Por lo tanto, si el centro político quiere tener alguna posibilidad electoral en 2022, tendría que empezar por ser capaz de poner a hablar al país de otras cosas: reconciliación política, civismo, pleno empleo, renta básica, formalización laboral, modernización urbana, solidaridad intergeneracional, sostenibilidad ambiental, transición energética, entre otras.
Atemperar las emociones políticas
En su libro El país de las emociones tristes (Ariel, 2020), Mauricio García Villegas sostiene que para entender la violencia en Colombia hay que buscar menos en las estructuras sociales y más en la naturaleza del debate político, menos en los intereses en juego que en el furor de la confrontación. La guerra enfrentaba a personas similares, con intereses similares, con ideas cercanas y vidas privadas parecidas, pero toda esa proximidad, dice, quedaba opacada por la lírica de sus imaginarios irreductibles. “Era una guerra de representaciones exaltadas, más que de personas; una guerra de imágenes (y de odios) que casi se peleaban solas, como si cada uno siguiera un libreto del cual no se podía salir; como las Furias de los griegos clásicos”.

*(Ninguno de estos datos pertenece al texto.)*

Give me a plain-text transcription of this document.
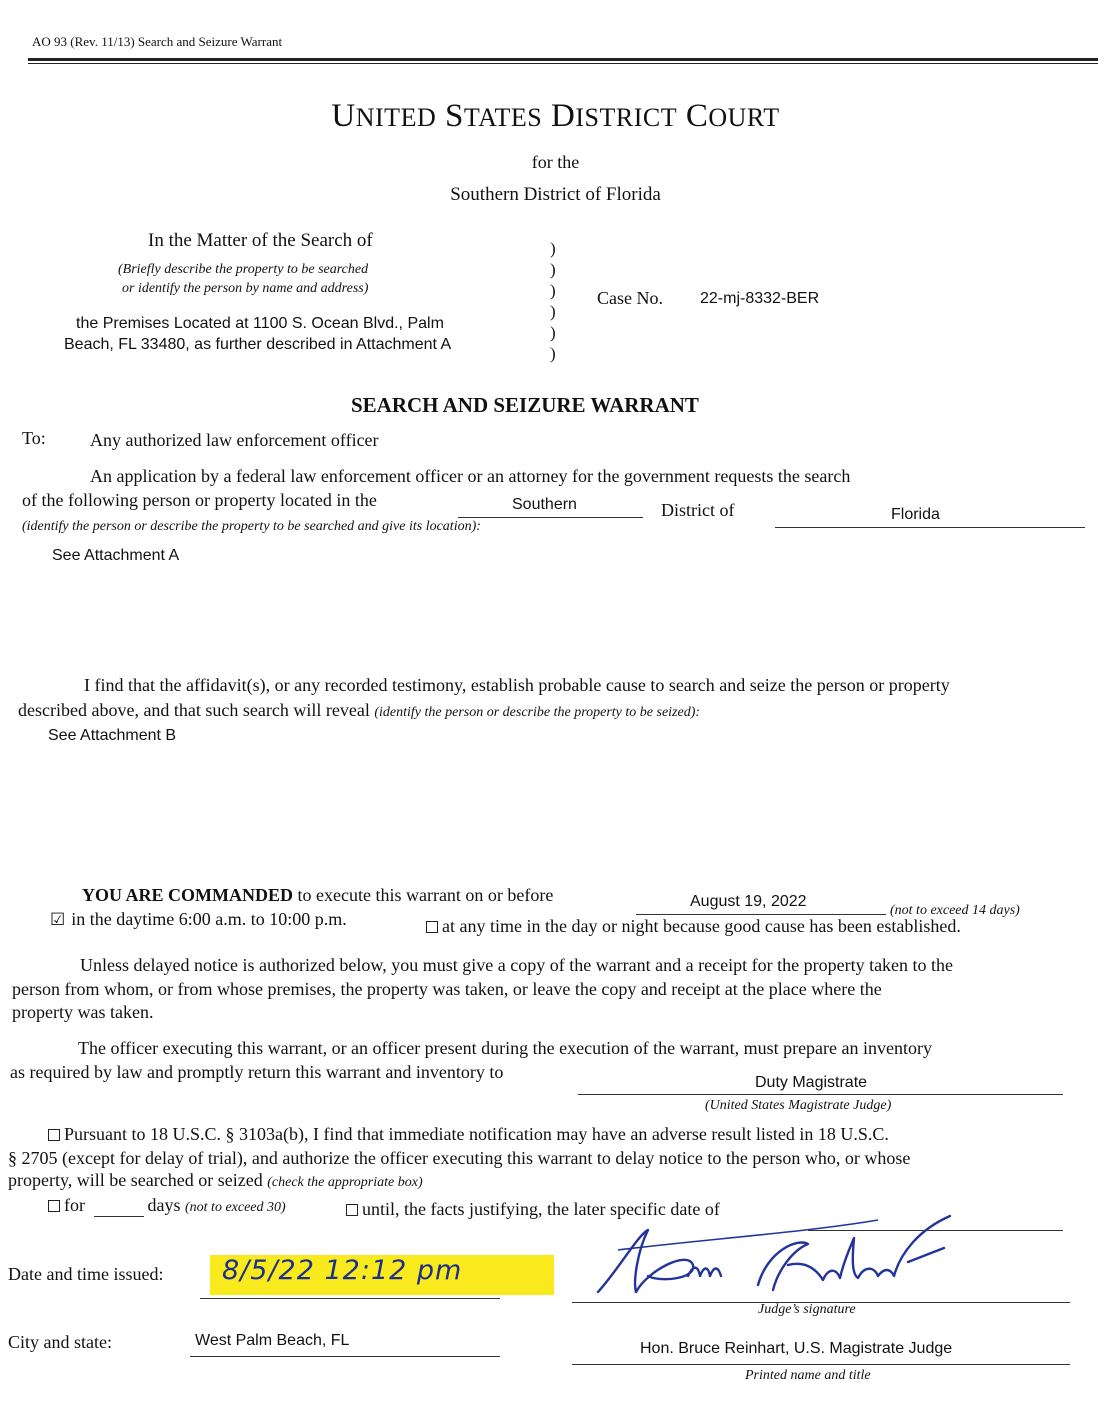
AO 93 (Rev. 11/13) Search and Seizure Warrant
UNITED STATES DISTRICT COURT
for the
Southern District of Florida
In the Matter of the Search of
(Briefly describe the property to be searched
or identify the person by name and address)
the Premises Located at 1100 S. Ocean Blvd., Palm
Beach, FL 33480, as further described in Attachment A
)
)
)
)
)
)
Case No. 22-mj-8332-BER
SEARCH AND SEIZURE WARRANT
To: Any authorized law enforcement officer
An application by a federal law enforcement officer or an attorney for the government requests the search
of the following person or property located in the	Southern	District of	Florida
(identify the person or describe the property to be searched and give its location):
See Attachment A
I find that the affidavit(s), or any recorded testimony, establish probable cause to search and seize the person or property
described above, and that such search will reveal (identify the person or describe the property to be seized):
See Attachment B
YOU ARE COMMANDED to execute this warrant on or before	August 19, 2022
(not to exceed 14 days)
☑ in the daytime 6:00 a.m. to 10:00 p.m.	at any time in the day or night because good cause has been established.
Unless delayed notice is authorized below, you must give a copy of the warrant and a receipt for the property taken to the
person from whom, or from whose premises, the property was taken, or leave the copy and receipt at the place where the
property was taken.
The officer executing this warrant, or an officer present during the execution of the warrant, must prepare an inventory
as required by law and promptly return this warrant and inventory to
Duty Magistrate
(United States Magistrate Judge)
Pursuant to 18 U.S.C. § 3103a(b), I find that immediate notification may have an adverse result listed in 18 U.S.C.
§ 2705 (except for delay of trial), and authorize the officer executing this warrant to delay notice to the person who, or whose
property, will be searched or seized (check the appropriate box)
for	days (not to exceed 30)	until, the facts justifying, the later specific date of
Date and time issued: 8/5/22 12:12 pm
Judge’s signature
City and state:	West Palm Beach, FL	Hon. Bruce Reinhart, U.S. Magistrate Judge
Printed name and title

Esta radiografía ayuda a entender porqué somos un país de memoriales de agravios interminables. En Colombia invocamos el asesinato de Gaitán y el pacto del Frente Nacional, para poner dos ejemplos, con una inquina emocional que cualquier centennial despistado pensará que ocurrieron hace poco. Algunos dicen que con ello están haciendo memoria. Olvidan, sin embargo, que la memoria histórica que no está orientada a la justicia o a la reconciliación es una coartada de nuevas inquinas, una receta para que el pasado no pase y las heridas no cierren. Los odios heredados y la pretensión de imponer narrativas históricas funcionales a los partidismos del presente son un poderoso obstáculo para la reconciliación.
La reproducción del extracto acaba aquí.